O Brasil é o principal exportador de açúcar do mundo. Quase 500 anos após a instalação do primeiro engenho no país, a produção de cana permanece associada a violações de direitos humanos, desmatamento e violência contra povos indígenas.
Durante dois anos, a Papel Social investigou os elos da maior cadeia mundial no setor, liderada pela Coca-Cola. O resultado é o livro “O Sabor do Açúcar: trabalho escravo, desmatamento e violência contra povos indígenas na cadeia produtiva do refrigerante”, lançado em 2022 em parceria com a ONG ACT Promoção da Saúde.
O estudo aborda as relações de poder envolvendo o agronegócio no Brasil e apresenta irregularidades na cadeia de fornecimento de grandes empresas do setor sucroalcooleiro.
Agronegócio e escravidão
A pesquisa revela a conexão entre grandes empresas e trabalho análogo à escravidão, invasão de terras indígenas, grilagem, fraudes tributárias, contaminação por agrotóxicos, desmatamento, queimadas, expulsão de comunidades tradicionais, morte de trabalhadores, ameaças, tortura e violência de gênero.

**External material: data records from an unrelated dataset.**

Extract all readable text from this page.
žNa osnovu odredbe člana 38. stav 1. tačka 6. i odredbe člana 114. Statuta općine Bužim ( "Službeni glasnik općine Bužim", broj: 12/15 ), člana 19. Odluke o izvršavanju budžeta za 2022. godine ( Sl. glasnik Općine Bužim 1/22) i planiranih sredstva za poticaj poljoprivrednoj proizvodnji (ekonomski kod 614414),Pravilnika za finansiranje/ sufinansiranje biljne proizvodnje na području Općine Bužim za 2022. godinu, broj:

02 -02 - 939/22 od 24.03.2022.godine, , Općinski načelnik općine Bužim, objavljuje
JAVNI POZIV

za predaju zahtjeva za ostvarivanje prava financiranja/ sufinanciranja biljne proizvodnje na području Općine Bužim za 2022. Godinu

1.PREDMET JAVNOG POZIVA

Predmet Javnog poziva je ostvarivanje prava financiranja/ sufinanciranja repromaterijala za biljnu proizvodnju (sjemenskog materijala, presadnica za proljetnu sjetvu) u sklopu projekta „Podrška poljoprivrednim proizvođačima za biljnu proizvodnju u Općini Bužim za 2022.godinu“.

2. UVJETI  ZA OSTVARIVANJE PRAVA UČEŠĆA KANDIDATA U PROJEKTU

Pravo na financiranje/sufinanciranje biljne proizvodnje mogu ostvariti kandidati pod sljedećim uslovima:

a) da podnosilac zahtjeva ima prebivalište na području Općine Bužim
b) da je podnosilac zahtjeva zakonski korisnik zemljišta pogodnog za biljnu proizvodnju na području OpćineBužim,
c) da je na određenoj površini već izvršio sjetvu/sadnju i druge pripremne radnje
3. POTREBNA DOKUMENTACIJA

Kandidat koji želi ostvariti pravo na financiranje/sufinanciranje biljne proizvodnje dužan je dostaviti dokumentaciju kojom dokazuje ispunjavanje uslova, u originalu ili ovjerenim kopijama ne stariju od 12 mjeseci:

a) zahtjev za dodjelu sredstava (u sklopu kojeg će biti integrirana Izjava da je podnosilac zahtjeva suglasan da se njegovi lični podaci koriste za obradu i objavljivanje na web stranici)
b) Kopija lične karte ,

No topo da cadeia, com relações comerciais com a Coca-Cola, estão os quatro principais operadores globais de commodities agrícolas, conhecidos como grupo ABCD: Archer Daniels Midland (ADM), Bunge, Cargill e Louis Dreyfus Company. O estudo também traça um perfil dos maiores grupos industriais do setor no Brasil: Biosev, Raízen, BP Bunge e Atvos.
Para mapear os danos sociais e ambientais e estabelecer os elos da cadeia do açúcar, a Papel Social baseou-se em pesquisa bibliográfica, levantamento de dados, solicitações via Lei de Acesso à Informação (LAI) e entrevistas com autoridades, pesquisadores e especialistas.
Fluxograma da produção do refrigerante
A cadeia do açúcar começa com o plantio e colheita nos canaviais, etapas em que são mais frequentes as violações de direitos humanos. O trabalho na colheita dura cerca de seis meses e é realizado por trabalhadores safristas ou temporários.
A cana é processada e refinada nas usinas, e o açúcar segue para distribuição e exportação por grandes grupos empresariais. A matéria-prima também pode ser transformada em etanol e em subprodutos alimentícios como melado e cachaça.
Antes de ser adicionado ao refrigerante, o açúcar abastece os fabricantes de xarope, extrato que serve de base para a bebida. O xarope da Coca-Cola no Brasil é produzido na Zona Franca de Manaus (AM) e revendido para engarrafadoras nacionais e de outros países da América Latina.
As fábricas engarrafadoras produzem e embalam refrigerantes e outras bebidas açucaradas, que são distribuídas para supermercados e chegam ao consumidor final.
Principais regiões produtoras investigadas pela Papel Social
O Brasil é o principal exportador de açúcar do mundo. Grandes empresas do setor estão associadas a casos de trabalho escravo, grilagem, fraudes tributárias, desmatamento, expulsão de comunidades tradicionais, ameaça e morte de trabalhadores. Entre os maiores compradores estão indústrias de refrigerante, que não monitoram devidamente seus fornecedores e se beneficiam das violações na base da cadeia.
Informações-chave
Corporações transnacionais se beneficiam de crimes cometidos sistematicamente na base e ao longo da cadeia produtiva. Ocorrências de trabalho escravo, conflitos fundiários e crimes ambientais envolvem as principais fornecedoras da Coca-Cola no Brasil.
As empresas ocultam práticas predatórias na cadeia produtiva do açúcar e impactos negativos causados por suas atividades. A manipulação de dados por meio de lobby e ações de marketing estão entre as estratégias mais utilizadas para difundir uma imagem positiva do agronegócio e distorcer a realidade.
A Coca-Cola e grandes empresas do setor sucroalcooleiro estão envolvidas em dívidas e fraudes tributárias bilionárias. Estima-se que, à época da pesquisa, as indústrias de bebidas adoçadas na Zona Franca de Manaus deixavam de pagar cerca de R$ 3 bilhões anuais em impostos por meio de manobras fiscais.
A indústria estimula o consumo excessivo de açúcar e de ultraprocessados, produtos com aditivos prejudiciais e que provocam ou agravam doenças como obesidade e diabetes. Em articulação com a bancada ruralista, as empresas boicotam iniciativas e políticas públicas voltadas à alimentação saudável, como o Guia Alimentar para a População Brasileira, do Ministério da Saúde.